Thanks. I see your point. Agree on the above.
The variant 1 exploit does 2000 bytes a second using 64-bit address math.
Things like 'fd' are 32-bit, so it's magnitude higher attack
complexity already (without any kernel changes).
If we do above array_access() the exploit complexity increases even more.
More so the attacker would need to train fdt->max_fds on a known
good fdt with millions of files for 100s of iterations only to do
one speculative access on another fdt with small max_fds 
(to exploit value speculation from large max_fds)
while keeping cache line for that speculative out-of-bounds access on
small fdt empty and measuring cache load times on another cpu.
I frankly don't see such attack being able to keep cache lines pristine
for that small fdt speculation doing hundreds of non-speculative
accesses on another fdt. Way too many moving pieces.

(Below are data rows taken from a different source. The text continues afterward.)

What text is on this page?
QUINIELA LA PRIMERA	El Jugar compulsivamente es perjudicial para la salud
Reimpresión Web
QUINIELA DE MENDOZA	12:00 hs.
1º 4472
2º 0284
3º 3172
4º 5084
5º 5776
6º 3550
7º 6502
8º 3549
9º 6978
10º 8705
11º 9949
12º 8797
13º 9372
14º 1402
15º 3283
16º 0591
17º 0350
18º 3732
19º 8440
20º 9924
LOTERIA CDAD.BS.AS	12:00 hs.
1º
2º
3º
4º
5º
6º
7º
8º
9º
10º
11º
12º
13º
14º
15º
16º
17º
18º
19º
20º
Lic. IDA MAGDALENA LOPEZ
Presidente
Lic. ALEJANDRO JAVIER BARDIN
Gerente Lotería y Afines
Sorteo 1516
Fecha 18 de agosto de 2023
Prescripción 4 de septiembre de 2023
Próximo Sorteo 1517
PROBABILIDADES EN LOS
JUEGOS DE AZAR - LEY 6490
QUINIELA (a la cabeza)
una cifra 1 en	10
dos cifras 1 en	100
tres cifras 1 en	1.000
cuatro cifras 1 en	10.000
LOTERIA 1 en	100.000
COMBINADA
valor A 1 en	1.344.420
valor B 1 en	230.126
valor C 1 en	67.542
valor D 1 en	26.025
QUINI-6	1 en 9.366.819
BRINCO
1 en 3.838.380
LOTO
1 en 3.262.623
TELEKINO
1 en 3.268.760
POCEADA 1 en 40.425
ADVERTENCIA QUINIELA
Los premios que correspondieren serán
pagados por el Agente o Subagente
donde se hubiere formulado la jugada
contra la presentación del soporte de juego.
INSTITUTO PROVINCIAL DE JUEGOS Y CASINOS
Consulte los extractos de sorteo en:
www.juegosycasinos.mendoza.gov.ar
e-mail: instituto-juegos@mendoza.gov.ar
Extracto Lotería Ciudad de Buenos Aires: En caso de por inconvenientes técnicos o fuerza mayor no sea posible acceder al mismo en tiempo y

Even if it would be practical the speed probably going to be in bytes per second,
so to read anything meaningful an attack detection techniques (that people
are actively working on) will be able to catch it.
At the end security cannot be absolute.
The current level of paranoia shouldn't force us to make hastily decisions.

So how about we do array_access() macro similar to above by default
with extra CONFIG_ to convert it to lfence ?
Why default to AND approach instead of lfence ?
Because the kernel should still be usable. If security
sacrifices performance so much such security will be turned off.
Ex: kpti suppose to add 5-30%. If it means 10% on production workload
and the datacenter capacity cannot grow 10% overnight, kpti will be off.